Mais là, avec cette fin, Tolkien me semble se poser en contre-pied de la plupart des contes traditionnels que j'ai pu lire, où les héros peuvent retourner en Faërie (Bran, par exemple, ou Arthur accueilli en Avalon. Il est vrai qu'on a le contre-exemple d'Oisin qui finira par mourir sur sa terre natale) : je vais prendre pour exemple le cas de Tom dans le conte Ecossais Tom le Poète (la seule version que j'ai sous la main est Histoires merveilleuses des cinq continents, " Sur les routes, l'aventure ", par Ré et Philippe Soupault, éd. Pocket Junior – ne riez pas ! :o), ce qui m'embête bien parce que j'ai souvenance d'en avoir lu autre autre version qui faisait durer le plaisir plus longtemps... mais impossible de me rappeler où). Je raconte brièvement l'histoire, je ne sais pas si le conte est bien connu :
[citation][normal]un jeune, beau, intelligent et tutti quanti seigneur, nommé Tom, se promenait dans son bois quand il entendit... je vous le donne en mille : une très douce musique. Apparaît alors une très belle chasseresse, blonde évidement expliquez-moi pourquoi les brunes ont toujours les rôles des sorcières..., de riche vêture et harnachement, qui s'arrête devant lui. Et lui, subjugué de tant de beauté, oublie ses bonnes manières, la prend dans ses bras et l'embrasse. La belle n'étant pas du genre à se laisser faire (accessoirement, c'est la Reine des Fées, mariée au Roi des Fées), elle se transforme immédiatement en vilaine carabosse à verrues et cheveux filasses, et lui annonce qu'il sera obligé de la servir pendant sept ans. Ils traversent ce que Tom croit être un désert, jusqu'à ce que la Reine lui dise de mettre sa tête (à lui Tom) sur ses genoux (à elle la Reine) pour qu'il puisse voir " ce que les yeux des mortels ne distinguent pas " : et voilà que trois routes se profilent devant eux : une belle large et droite (que tout le monde prend et qui ne mène nulle part), une étroite, sinueuse et bordée d'épine (qui mène au royaume du bonheur éternel mais que peu de gens prennent) et enfin une troisième, très belle, champêtre, bordée de fleurs, de fougères et de genêts. Cette dernière, aucun mortel ne peut la choisir, car c'est le chemin d'accès au royaume de Faërie. Tom pourra y aller et en revenir, à condition qu'il reste silencieux. Ils chevauchent un temps indéterminé (essentiellement parce que Tom s'est évanoui dans les jupes de la Reine en croyant se noyer dans la nuit), ils parviennent à un château où la Carabosse devient de nouveau belle dame. Tom demeure sept ans là-bas (qui ne lui paraissent que trois jours), à la fin la Reine lui fait don de : la vérité, la clairvoyance, la poésie, et d'une harpe. Tom retourne donc chez lui, y passe un certain temps, acquiert sa renommée, puis une nuit, un cerf et une biche aussi blancs que la neige semblent l'attendre près du fleuve. Tom les y rejoint, on les voit se jeter dans l'eau, et aucun ne revint au château. " Chacun savait bien qu'ils avaient rejoints le château de la Reine des Fées ".[/normal][/citation]

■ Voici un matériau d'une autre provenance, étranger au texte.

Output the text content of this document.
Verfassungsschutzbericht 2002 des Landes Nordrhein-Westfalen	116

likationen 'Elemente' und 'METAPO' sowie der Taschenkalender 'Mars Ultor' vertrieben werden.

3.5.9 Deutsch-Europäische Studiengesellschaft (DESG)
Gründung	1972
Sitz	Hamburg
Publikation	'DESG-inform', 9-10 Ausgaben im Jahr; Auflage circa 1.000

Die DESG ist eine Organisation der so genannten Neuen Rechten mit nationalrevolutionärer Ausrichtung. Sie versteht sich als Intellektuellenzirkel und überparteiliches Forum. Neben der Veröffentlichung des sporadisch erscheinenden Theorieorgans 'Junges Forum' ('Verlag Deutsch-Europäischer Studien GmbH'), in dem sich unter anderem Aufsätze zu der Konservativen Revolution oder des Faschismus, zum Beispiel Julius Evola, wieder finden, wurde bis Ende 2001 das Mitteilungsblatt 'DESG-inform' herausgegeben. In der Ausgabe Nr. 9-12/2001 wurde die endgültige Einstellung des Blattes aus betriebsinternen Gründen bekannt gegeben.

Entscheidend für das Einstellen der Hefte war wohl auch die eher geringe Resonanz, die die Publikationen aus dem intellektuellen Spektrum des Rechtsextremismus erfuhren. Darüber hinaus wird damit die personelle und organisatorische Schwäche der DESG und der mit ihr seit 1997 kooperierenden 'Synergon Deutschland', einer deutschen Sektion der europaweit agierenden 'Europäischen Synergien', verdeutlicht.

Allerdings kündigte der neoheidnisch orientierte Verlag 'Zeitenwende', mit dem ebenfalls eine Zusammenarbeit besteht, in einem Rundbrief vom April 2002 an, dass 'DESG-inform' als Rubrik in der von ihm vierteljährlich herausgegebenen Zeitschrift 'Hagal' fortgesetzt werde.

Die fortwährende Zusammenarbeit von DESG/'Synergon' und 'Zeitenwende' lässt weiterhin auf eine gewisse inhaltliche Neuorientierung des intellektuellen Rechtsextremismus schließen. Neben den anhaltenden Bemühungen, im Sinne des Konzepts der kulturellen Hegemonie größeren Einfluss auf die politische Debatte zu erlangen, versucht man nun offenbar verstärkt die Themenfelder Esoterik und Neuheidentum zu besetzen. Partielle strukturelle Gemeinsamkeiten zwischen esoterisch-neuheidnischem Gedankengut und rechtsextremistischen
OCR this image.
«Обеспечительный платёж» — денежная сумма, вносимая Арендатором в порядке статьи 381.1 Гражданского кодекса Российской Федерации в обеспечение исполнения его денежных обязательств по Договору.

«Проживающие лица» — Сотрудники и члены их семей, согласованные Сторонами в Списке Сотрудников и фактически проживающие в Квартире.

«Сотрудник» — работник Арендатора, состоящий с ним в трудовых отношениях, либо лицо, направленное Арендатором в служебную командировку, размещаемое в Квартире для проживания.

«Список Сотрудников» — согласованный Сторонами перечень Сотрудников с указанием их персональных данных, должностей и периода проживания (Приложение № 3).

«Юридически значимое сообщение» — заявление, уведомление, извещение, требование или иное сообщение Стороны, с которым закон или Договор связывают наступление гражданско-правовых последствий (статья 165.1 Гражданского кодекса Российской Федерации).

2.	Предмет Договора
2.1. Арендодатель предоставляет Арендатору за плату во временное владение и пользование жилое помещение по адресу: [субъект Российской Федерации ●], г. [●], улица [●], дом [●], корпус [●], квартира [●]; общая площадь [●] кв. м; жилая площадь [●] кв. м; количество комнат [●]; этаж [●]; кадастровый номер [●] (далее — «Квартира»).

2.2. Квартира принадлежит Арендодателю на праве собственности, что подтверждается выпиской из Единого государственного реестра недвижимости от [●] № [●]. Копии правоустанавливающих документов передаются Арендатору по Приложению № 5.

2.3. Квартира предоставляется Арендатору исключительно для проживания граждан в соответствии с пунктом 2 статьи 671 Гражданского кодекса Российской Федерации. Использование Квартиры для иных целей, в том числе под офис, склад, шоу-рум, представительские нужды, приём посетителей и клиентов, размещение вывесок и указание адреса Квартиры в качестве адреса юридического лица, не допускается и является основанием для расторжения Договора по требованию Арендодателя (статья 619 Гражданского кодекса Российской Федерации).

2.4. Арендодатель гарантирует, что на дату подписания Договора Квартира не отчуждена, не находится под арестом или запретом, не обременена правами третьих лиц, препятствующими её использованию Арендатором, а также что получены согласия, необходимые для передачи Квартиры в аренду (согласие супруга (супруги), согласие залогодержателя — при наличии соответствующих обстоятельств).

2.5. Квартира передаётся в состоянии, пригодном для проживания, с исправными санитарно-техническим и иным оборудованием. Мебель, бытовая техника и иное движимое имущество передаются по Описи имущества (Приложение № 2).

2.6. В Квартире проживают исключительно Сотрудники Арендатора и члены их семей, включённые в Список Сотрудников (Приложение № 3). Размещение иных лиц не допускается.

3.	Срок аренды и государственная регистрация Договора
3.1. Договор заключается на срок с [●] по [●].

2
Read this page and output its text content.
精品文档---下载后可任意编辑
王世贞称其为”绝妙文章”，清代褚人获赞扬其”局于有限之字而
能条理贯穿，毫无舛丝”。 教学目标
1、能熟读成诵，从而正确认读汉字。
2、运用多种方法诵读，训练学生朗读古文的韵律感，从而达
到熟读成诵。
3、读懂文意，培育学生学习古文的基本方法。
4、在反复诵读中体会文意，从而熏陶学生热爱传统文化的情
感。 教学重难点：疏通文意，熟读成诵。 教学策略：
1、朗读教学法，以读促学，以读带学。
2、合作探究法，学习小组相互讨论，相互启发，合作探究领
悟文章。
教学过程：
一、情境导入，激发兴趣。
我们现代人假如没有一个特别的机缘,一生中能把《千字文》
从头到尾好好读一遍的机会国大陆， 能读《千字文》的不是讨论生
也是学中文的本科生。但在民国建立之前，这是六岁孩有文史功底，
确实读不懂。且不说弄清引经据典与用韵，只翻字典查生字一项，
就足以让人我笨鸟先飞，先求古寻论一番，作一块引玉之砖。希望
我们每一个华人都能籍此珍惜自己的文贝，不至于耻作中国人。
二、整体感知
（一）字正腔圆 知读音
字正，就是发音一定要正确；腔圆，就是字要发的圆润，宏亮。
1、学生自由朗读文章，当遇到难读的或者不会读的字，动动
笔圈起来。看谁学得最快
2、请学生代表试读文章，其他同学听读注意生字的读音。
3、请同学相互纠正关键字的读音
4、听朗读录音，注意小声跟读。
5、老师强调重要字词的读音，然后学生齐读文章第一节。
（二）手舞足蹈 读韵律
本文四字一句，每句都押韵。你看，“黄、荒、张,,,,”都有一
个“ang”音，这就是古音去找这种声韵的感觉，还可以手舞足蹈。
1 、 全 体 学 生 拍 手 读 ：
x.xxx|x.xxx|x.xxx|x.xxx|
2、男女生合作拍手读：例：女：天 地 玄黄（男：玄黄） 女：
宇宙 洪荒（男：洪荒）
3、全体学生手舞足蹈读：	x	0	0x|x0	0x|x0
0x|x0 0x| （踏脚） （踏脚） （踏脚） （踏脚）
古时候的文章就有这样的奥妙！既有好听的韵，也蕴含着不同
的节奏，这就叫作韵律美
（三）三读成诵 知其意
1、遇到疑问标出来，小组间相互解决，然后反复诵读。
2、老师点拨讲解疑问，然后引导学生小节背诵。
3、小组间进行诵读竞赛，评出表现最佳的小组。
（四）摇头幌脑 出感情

Ce conte est un peu moins " épuré " que celui de Tolkien. Mais on y retrouve quelques points communs : la musique, annonciatrice de la venue de la Reine et inséparable de Faërie, la " clairvoyance " que l'on acquiert au Royaume Périlleux (et des mains de la Reine, qui plus est : cf. le passage déjà cité : [emphase]" elle lui posa la main sur la tête, et un grand calme l'envahit ; il lui paru être en même temps dans le Monde et en Faërie, et aussi en dehors des deux "[/emphase], 282 pour Ferrant, et... non, pas des mains, des genoux de la Reine pour Tom, à la croisée des chemins. Mains comme genoux sont, d'après mon dictionnaire des symboles, symbole de puissance) (mais je n'ai trouvé aucune mention dans Tom le Poèteà une quelconque lumière dans les yeux), l'accès limité au royaume de Faërie (limité aux détenteurs de l'Etoile, ou à ceux accompagnés de la Reine), et aussi accès limité à l'intérieur de Faërie, ou plutôt, certaines régions de Faërie sont accessibles à la condition que le héros ne sache pas comment (pour Ferrant, c'est l'accès à l'Arbre du Roi, qu'il ne trouva qu'une seule fois après avoir erré dans le brouillard, et celui où se tient la Reine lors de son dernier voyage : [emphase]" sa vue avait souvent été obnubilée par le brouillard ou par l'ombre "[/emphase], 280 ; pour Tom, il s'évanouit de peur dans les jupes de la Reine alors qu'ils semblent se noyer avant d'arriver au palais de la Dame).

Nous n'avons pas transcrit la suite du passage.